AUTHOR=Jin Yumei , Li Mou , Zhao Yali , Huang Chencui , Liu Siyun , Liu Shengmei , Wu Min , Song Bin TITLE=Computed Tomography-Based Radiomics for Preoperative Prediction of Tumor Deposits in Rectal Cancer JOURNAL=Frontiers in Oncology VOLUME=11 YEAR=2021 URL=https://www.frontiersin.org/journals/oncology/articles/10.3389/fonc.2021.710248 DOI=10.3389/fonc.2021.710248 ISSN=2234-943X ABSTRACT=Objective

To develop and validate a computed tomography (CT)-based radiomics model for predicting tumor deposits (TDs) preoperatively in patients with rectal cancer (RC).

Methods

This retrospective study enrolled 254 patients with pathologically confirmed RC between December 2017 and December 2019. Patients were divided into a training set (n = 203) and a validation set (n = 51). A large number of radiomics features were extracted from the portal venous phase images of CT. After selecting features with L1-based method, we established Rad-score by using the logistic regression analysis. Furthermore, a combined model incorporating Rad-score and clinical factors was developed and visualized as the nomogram.
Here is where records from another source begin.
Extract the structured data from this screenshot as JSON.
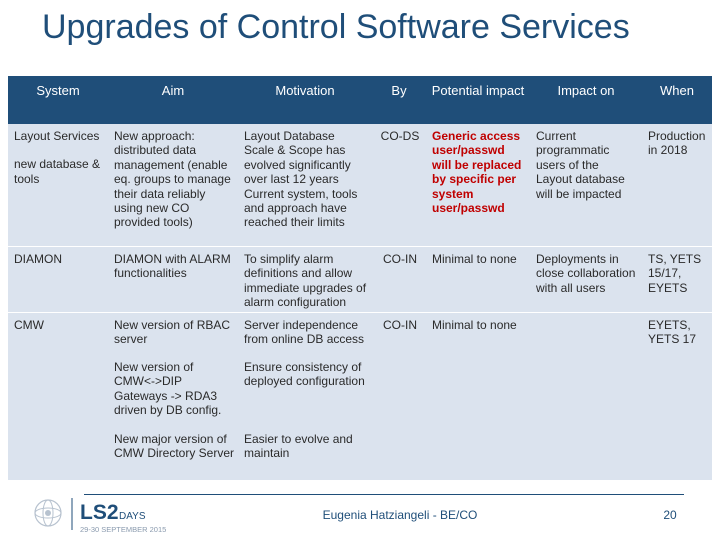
{
  "title": "Upgrades of Control Software Services",
  "table": {
    "headers": [
      "System",
      "Aim",
      "Motivation",
      "By",
      "Potential impact",
      "Impact on",
      "When"
    ],
    "layout_services": {
      "system": "Layout Services",
      "system_sub": "new database & tools",
      "aim": "New approach: distributed data management (enable eq. groups to manage their data reliably using new CO provided tools)",
      "motivation": "Layout Database Scale & Scope has evolved significantly over last 12 years Current system, tools and approach have reached their limits",
      "by": "CO-DS",
      "impact": "Generic access user/passwd will be replaced by specific per system user/passwd",
      "impact_on": "Current programmatic users of the Layout database will be impacted",
      "when": "Production in 2018"
    },
    "diamon": {
      "system": "DIAMON",
      "aim": "DIAMON with ALARM functionalities",
      "motivation": "To simplify alarm definitions and allow immediate upgrades of alarm configuration",
      "by": "CO-IN",
      "impact": "Minimal to none",
      "impact_on": "Deployments in close collaboration with all users",
      "when": "TS, YETS 15/17, EYETS"
    },
    "cmw": {
      "system": "CMW",
      "aim1": "New version of RBAC server",
      "motivation1": "Server independence from online DB access",
      "aim2": "New version of CMW<->DIP Gateways -> RDA3 driven by DB config.",
      "motivation2": "Ensure consistency of deployed configuration",
      "aim3": "New major version of CMW Directory Server",
      "motivation3": "Easier to evolve and maintain",
      "by": "CO-IN",
      "impact": "Minimal to none",
      "impact_on": "",
      "when": "EYETS, YETS 17"
    }
  },
  "footer": {
    "logo_text": "LS2",
    "logo_days": "DAYS",
    "logo_dates": "29-30 SEPTEMBER 2015",
    "presenter": "Eugenia Hatziangeli - BE/CO",
    "page": "20"
  },
  "colors": {
    "header_bg": "#1f4e79",
    "band": "#dbe3ee",
    "highlight_red": "#c00000",
    "title": "#1f4e79"
  }
}
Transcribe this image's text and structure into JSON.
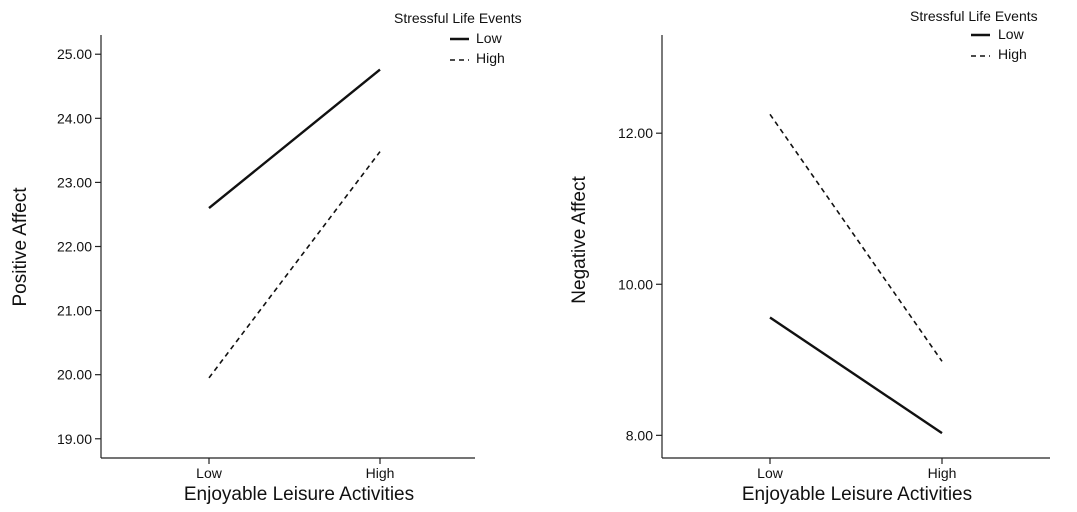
{
  "chart_data": [
    {
      "type": "line",
      "xlabel": "Enjoyable Leisure Activities",
      "ylabel": "Positive Affect",
      "categories": [
        "Low",
        "High"
      ],
      "ylim": [
        18.7,
        25.3
      ],
      "yticks": [
        19,
        20,
        21,
        22,
        23,
        24,
        25
      ],
      "ytick_labels": [
        "19.00",
        "20.00",
        "21.00",
        "22.00",
        "23.00",
        "24.00",
        "25.00"
      ],
      "legend": {
        "title": "Stressful Life Events",
        "placement": "top-right"
      },
      "series": [
        {
          "name": "Low",
          "style": "solid",
          "values": [
            22.6,
            24.76
          ]
        },
        {
          "name": "High",
          "style": "dashed",
          "values": [
            19.95,
            23.48
          ]
        }
      ],
      "grid": false
    },
    {
      "type": "line",
      "xlabel": "Enjoyable Leisure Activities",
      "ylabel": "Negative Affect",
      "categories": [
        "Low",
        "High"
      ],
      "ylim": [
        7.7,
        13.3
      ],
      "yticks": [
        8,
        10,
        12
      ],
      "ytick_labels": [
        "8.00",
        "10.00",
        "12.00"
      ],
      "legend": {
        "title": "Stressful Life Events",
        "placement": "top-right"
      },
      "series": [
        {
          "name": "Low",
          "style": "solid",
          "values": [
            9.56,
            8.03
          ]
        },
        {
          "name": "High",
          "style": "dashed",
          "values": [
            12.25,
            8.98
          ]
        }
      ],
      "grid": false
    }
  ]
}
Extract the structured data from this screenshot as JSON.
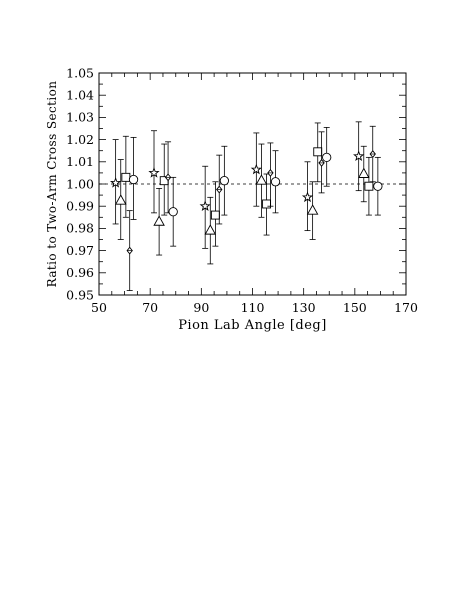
{
  "chart_data": {
    "type": "scatter",
    "title": "",
    "xlabel": "Pion Lab Angle  [deg]",
    "ylabel": "Ratio to Two-Arm Cross Section",
    "xlim": [
      50,
      170
    ],
    "ylim": [
      0.95,
      1.05
    ],
    "x_ticks": [
      50,
      70,
      90,
      110,
      130,
      150,
      170
    ],
    "y_ticks": [
      0.95,
      0.96,
      0.97,
      0.98,
      0.99,
      1.0,
      1.01,
      1.02,
      1.03,
      1.04,
      1.05
    ],
    "x_tick_labels": [
      "50",
      "70",
      "90",
      "110",
      "130",
      "150",
      "170"
    ],
    "y_tick_labels": [
      "0.95",
      "0.96",
      "0.97",
      "0.98",
      "0.99",
      "1.00",
      "1.01",
      "1.02",
      "1.03",
      "1.04",
      "1.05"
    ],
    "grid": false,
    "reference_line": {
      "y": 1.0,
      "style": "dashed"
    },
    "series": [
      {
        "marker": "star",
        "points": [
          {
            "x": 56.5,
            "y": 1.0005,
            "lo": 0.982,
            "hi": 1.02
          },
          {
            "x": 71.5,
            "y": 1.005,
            "lo": 0.987,
            "hi": 1.024
          },
          {
            "x": 91.5,
            "y": 0.99,
            "lo": 0.971,
            "hi": 1.008
          },
          {
            "x": 111.5,
            "y": 1.0065,
            "lo": 0.99,
            "hi": 1.023
          },
          {
            "x": 131.5,
            "y": 0.994,
            "lo": 0.979,
            "hi": 1.01
          },
          {
            "x": 151.5,
            "y": 1.0125,
            "lo": 0.997,
            "hi": 1.028
          }
        ]
      },
      {
        "marker": "triangle",
        "points": [
          {
            "x": 58.5,
            "y": 0.9925,
            "lo": 0.975,
            "hi": 1.011
          },
          {
            "x": 73.5,
            "y": 0.983,
            "lo": 0.968,
            "hi": 0.998
          },
          {
            "x": 93.5,
            "y": 0.979,
            "lo": 0.964,
            "hi": 0.994
          },
          {
            "x": 113.5,
            "y": 1.0015,
            "lo": 0.985,
            "hi": 1.018
          },
          {
            "x": 133.5,
            "y": 0.988,
            "lo": 0.975,
            "hi": 1.001
          },
          {
            "x": 153.5,
            "y": 1.0045,
            "lo": 0.992,
            "hi": 1.017
          }
        ]
      },
      {
        "marker": "square",
        "points": [
          {
            "x": 60.5,
            "y": 1.003,
            "lo": 0.985,
            "hi": 1.0215
          },
          {
            "x": 75.5,
            "y": 1.0015,
            "lo": 0.986,
            "hi": 1.018
          },
          {
            "x": 95.5,
            "y": 0.986,
            "lo": 0.972,
            "hi": 1.001
          },
          {
            "x": 115.5,
            "y": 0.991,
            "lo": 0.977,
            "hi": 1.0045
          },
          {
            "x": 135.5,
            "y": 1.0145,
            "lo": 1.001,
            "hi": 1.0275
          },
          {
            "x": 155.5,
            "y": 0.999,
            "lo": 0.986,
            "hi": 1.012
          }
        ]
      },
      {
        "marker": "diamond",
        "points": [
          {
            "x": 62,
            "y": 0.97,
            "lo": 0.952,
            "hi": 0.988
          },
          {
            "x": 77,
            "y": 1.003,
            "lo": 0.987,
            "hi": 1.019
          },
          {
            "x": 97,
            "y": 0.9975,
            "lo": 0.982,
            "hi": 1.013
          },
          {
            "x": 117,
            "y": 1.005,
            "lo": 0.99,
            "hi": 1.0185
          },
          {
            "x": 137,
            "y": 1.0095,
            "lo": 0.996,
            "hi": 1.0235
          },
          {
            "x": 157,
            "y": 1.0135,
            "lo": 1.001,
            "hi": 1.026
          }
        ]
      },
      {
        "marker": "circle",
        "points": [
          {
            "x": 63.5,
            "y": 1.002,
            "lo": 0.984,
            "hi": 1.021
          },
          {
            "x": 79,
            "y": 0.9875,
            "lo": 0.972,
            "hi": 1.003
          },
          {
            "x": 99,
            "y": 1.0015,
            "lo": 0.986,
            "hi": 1.017
          },
          {
            "x": 119,
            "y": 1.001,
            "lo": 0.987,
            "hi": 1.015
          },
          {
            "x": 139,
            "y": 1.012,
            "lo": 0.999,
            "hi": 1.0255
          },
          {
            "x": 159,
            "y": 0.999,
            "lo": 0.986,
            "hi": 1.012
          }
        ]
      }
    ]
  }
}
The models were evaluated by the receiver operating characteristic curve (ROC) analysis and area under the ROC curve (AUC).

Results

One hundred and seventeen of 254 patients were eventually found to be TDs+. Rad-score and clinical factors including carbohydrate antigen (CA) 19-9, CT-reported T stage (cT), and CT-reported peritumoral nodules (+/-) were significantly different between the TDs+ and TDs- groups (all P < 0.001). These factors were all included in the combined model by the logistic regression analysis (odds ratio = 2.378 for Rad-score, 2.253 for CA19-9, 2.281 for cT, and 4.485 for peritumoral nodules). This model showed good performance to predict TDs in the training and validation cohorts (AUC = 0.830 and 0.832, respectively). Furthermore, the combined model outperformed the clinical model incorporating CA19-9, cT, and peritumoral nodules (+/-) in both training and validation cohorts for predicting TDs preoperatively (AUC = 0.773 and 0.718, P = 0.008 and 0.039).

Conclusions

The combined model incorporating Rad-score and clinical factors could provide a preoperative prediction of TDs and help clinicians guide individualized treatment for RC patients.